Harry laissa échapper un soupir de soulagement et s’effondra sur une chaise. Il accepta aussitôt l’offre d’Elijah Stern. C’était une opportunité inespérée : pouvoir profiter de la maison de Goose Cove quelques mois encore, pouvoir finir son grand roman grâce à l’inspiration de Nola. S’il vivait modestement, n’ayant plus les frais de la location de la maison à prendre en charge, il parviendrait à subvenir à ses besoins. Il resta un moment avec Stern, sur la terrasse, à parler littérature, surtout pour se montrer poli à l’égard de son bienfaiteur, car sa seule envie était de rentrer immédiatement à Aurora pour retrouver Nola et lui annoncer qu’il avait trouvé une solution. Puis il songea qu’elle était peut-être déjà passée à Goose Cove, à l’improviste. Avait-elle trouvé porte close ? Avait-elle découvert qu’il s’était enfui, qu’il avait été prêt à l’abandonner ? Il sentit son ventre se nouer, et dès qu’il fut convenable de partir, il rentra à toute vitesse jusqu’à Goose Cove. Il s’empressa de rouvrir la maison, les volets, l’eau, le gaz et l’électricité, de ranger toutes ses affaires à leur place et d’effacer toute trace de sa tentative de fuite. Nola ne devrait jamais savoir.

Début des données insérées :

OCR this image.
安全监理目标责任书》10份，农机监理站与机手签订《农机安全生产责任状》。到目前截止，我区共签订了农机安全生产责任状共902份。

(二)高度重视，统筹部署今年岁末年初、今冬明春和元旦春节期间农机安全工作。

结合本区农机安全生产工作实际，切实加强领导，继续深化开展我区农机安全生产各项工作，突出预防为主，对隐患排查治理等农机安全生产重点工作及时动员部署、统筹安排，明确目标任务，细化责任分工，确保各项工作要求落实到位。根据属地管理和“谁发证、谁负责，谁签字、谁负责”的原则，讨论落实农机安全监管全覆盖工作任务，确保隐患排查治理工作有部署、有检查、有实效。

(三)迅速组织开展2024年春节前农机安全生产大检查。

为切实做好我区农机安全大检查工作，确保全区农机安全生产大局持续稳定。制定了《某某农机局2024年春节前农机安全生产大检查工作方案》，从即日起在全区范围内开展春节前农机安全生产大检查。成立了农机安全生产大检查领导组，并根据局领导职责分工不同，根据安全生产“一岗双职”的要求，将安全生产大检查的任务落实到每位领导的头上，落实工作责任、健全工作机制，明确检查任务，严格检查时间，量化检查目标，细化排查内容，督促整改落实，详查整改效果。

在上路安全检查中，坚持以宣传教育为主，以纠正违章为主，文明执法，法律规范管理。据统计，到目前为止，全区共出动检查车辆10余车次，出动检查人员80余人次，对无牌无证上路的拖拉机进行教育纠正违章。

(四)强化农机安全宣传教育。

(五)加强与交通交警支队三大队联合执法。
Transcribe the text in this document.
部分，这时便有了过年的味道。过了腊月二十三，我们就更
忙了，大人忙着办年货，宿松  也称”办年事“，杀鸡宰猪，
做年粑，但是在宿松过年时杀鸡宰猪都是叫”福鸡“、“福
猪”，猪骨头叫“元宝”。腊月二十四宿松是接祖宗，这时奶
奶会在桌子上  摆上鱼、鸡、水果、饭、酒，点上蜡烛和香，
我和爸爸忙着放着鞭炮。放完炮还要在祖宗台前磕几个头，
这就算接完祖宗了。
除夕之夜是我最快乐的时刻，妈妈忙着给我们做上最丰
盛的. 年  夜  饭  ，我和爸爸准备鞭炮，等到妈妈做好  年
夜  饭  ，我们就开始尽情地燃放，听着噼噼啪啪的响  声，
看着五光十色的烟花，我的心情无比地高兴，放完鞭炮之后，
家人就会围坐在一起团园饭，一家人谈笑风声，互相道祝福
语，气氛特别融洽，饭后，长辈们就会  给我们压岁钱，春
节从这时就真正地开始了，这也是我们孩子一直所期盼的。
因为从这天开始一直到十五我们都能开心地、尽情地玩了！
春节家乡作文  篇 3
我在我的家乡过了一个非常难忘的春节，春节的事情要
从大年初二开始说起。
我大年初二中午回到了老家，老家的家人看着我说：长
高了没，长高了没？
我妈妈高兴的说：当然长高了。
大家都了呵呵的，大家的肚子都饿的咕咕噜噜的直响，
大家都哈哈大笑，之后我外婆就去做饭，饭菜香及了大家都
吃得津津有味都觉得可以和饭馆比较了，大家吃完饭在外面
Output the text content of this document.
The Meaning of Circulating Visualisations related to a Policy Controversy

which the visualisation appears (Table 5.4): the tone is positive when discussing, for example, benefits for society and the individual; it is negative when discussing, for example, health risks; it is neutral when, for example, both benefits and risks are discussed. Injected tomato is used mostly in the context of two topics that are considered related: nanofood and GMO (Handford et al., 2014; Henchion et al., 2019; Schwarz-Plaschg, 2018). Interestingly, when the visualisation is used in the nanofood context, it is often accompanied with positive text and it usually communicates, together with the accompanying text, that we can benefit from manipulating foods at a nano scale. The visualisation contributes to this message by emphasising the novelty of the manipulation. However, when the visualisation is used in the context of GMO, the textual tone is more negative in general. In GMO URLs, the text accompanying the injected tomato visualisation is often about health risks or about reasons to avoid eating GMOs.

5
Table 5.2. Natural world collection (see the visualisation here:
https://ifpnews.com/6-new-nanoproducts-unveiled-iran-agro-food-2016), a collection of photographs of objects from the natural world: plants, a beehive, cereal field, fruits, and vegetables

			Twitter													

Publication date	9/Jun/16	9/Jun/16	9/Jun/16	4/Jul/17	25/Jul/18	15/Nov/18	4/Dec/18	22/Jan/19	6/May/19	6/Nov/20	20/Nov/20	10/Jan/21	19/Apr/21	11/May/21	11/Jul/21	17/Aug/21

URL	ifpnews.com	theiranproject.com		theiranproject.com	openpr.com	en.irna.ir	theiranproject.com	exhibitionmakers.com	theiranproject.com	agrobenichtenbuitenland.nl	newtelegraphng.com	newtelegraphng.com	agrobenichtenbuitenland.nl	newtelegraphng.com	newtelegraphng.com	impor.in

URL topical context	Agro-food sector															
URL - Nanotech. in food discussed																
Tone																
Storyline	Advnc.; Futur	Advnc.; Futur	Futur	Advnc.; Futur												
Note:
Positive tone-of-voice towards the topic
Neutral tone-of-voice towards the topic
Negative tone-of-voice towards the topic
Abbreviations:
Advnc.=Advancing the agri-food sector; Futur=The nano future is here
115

Nola, sa muse. Celle sans qui il ne pouvait rien faire.
*
— Voilà, me dit Harry, voilà comment j’ai pu rester à Goose Cove et continuer mon livre. Les semaines qui suivirent, je ne fis d’ailleurs plus que cela : écrire. Écrire comme un fou, écrire fiévreusement, écrire à en perdre la notion de matin et de soir, de faim et de soif. Écrire sans arrêt, écrire à en avoir mal aux yeux, mal aux poignets, mal au crâne, mal partout. Écrire à avoir envie de vomir. Pendant trois semaines, j’ai écrit jour et nuit. Et pendant ce temps, Nola s’occupait de moi. Elle venait me veiller, elle venait me faire manger, elle venait me faire dormir, elle m’emmenait pour une promenade lorsqu’elle voyait que je n’en pouvais plus. Discrète, invisible et omniprésente : grâce à elle, tout était possible. Surtout, elle retapait mes feuillets à la machine, à l’aide d’une petite Remington portable. Et souvent, elle emportait un morceau du manuscrit avec elle pour le lire. Sans me le demander. Le lendemain, elle me faisait part de ses commentaires. Elle était souvent dithyrambique, elle me disait que c’était un texte magnifique, que c’étaient les plus beaux mots qu’elle ait jamais lus, et elle me remplissait, avec ses grands yeux amoureux, d’une confiance exceptionnelle.